Kustosza nerwy jak postronki
Nie zawsze jednak było zabawnie. Emerytowany pracownik muzeum wspomina w wywiadzie m.in. podróż do Włoch, podczas której panowały fatalne warunki atmosferyczne, samolot wpadł w gwałtowną burzę. Nie lepiej było po wylądowaniu na miejsce, ponieważ po odbiór dzieła zgłosili się zupełnie inni ludzie, niż agenci, których zdjęcia opiekunowie „Damy z gronostajem” otrzymali wcześniej. A przy transporcie tak cennego zabytku trzeba pamiętać, że zagrożenie czyha z każdej strony. W takim przypadku nawet wylegitymowanie nowych agentów na niewiele się zdało, ponieważ każdy z nich mógł mieć podrobione papiery. Na szczęście na pas startowy zajechała także policyjna obstawa. - To mnie trochę uspokoiło, choć gdy jechaliśmy na Kwirynał, gdzie obraz miał być wystawiony, cały czas zastanawiałem się, czy nagle samochód nie skręci i nie powiezie nas w zupełnie nieznanym kierunku – wspomina Janusz Wałek.
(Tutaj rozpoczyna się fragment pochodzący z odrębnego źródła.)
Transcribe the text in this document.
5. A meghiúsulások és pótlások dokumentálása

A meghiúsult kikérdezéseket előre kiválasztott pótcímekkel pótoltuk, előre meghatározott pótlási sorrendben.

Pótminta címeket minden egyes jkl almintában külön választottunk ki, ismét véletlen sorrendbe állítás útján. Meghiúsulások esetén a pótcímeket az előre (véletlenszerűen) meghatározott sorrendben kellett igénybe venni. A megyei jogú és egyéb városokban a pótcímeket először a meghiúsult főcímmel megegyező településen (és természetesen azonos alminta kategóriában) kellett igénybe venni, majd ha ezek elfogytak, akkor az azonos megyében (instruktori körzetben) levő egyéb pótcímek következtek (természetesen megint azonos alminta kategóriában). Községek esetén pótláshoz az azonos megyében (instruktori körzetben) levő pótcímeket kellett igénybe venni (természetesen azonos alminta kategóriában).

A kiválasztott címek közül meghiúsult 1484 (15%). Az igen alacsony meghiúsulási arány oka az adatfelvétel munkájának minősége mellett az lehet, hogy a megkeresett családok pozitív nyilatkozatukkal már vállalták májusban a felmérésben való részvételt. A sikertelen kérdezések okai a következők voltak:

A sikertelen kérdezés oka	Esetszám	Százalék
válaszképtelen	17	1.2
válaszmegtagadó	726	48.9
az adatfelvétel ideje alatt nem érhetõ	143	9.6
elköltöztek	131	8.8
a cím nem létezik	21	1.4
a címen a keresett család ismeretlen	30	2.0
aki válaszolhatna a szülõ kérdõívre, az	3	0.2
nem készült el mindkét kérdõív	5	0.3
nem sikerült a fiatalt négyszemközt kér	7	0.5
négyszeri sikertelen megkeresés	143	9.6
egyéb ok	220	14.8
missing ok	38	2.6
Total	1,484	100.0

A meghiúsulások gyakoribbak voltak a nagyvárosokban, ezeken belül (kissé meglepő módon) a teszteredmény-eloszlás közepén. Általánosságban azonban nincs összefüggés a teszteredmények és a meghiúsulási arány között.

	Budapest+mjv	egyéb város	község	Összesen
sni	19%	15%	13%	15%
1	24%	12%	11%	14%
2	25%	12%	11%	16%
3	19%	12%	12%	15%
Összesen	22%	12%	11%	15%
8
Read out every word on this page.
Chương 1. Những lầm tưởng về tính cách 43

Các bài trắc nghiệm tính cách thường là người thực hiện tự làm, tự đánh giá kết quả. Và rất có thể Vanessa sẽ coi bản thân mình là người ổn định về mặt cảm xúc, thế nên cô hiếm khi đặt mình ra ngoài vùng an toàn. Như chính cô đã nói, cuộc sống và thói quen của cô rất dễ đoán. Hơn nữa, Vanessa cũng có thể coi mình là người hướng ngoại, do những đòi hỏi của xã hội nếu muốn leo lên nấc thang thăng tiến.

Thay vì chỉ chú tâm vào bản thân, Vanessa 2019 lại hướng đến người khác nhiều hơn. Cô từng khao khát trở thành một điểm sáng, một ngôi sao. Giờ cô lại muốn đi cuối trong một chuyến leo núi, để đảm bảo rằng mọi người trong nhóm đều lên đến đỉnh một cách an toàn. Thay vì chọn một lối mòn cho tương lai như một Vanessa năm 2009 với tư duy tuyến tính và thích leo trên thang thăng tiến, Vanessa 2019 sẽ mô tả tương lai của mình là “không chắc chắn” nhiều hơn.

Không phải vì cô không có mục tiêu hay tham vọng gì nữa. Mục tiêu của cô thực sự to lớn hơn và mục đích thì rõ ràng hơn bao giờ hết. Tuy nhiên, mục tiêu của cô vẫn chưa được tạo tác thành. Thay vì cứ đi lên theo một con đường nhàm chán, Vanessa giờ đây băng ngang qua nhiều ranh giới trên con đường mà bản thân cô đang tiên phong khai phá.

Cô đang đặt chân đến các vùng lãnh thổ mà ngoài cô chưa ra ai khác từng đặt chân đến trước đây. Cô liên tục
Jednak nie w każdym kraju, tak jak we Włoszech czy Szwecji, odwiedzinom obrazu towarzyszyła policyjna czy nawet wojskowa obstawa. Kustosz wspomina nerwy związane z pobytem w Stanach Zjednoczonych, gdzie w 5-godzinnej trasie między Nowym Jorkiem a Waszyngtonem eskortował ich zaledwie jeden nieoznakowany samochód. - Uspokoił nas jednak jeden z Amerykanów, stwierdzając, że jesteśmy pod dobrą opieką, a co godzinę nasz przejazd jest dyskretnie odnotowywany w kolejnych punktach kontrolnych - tłumaczy Wałek.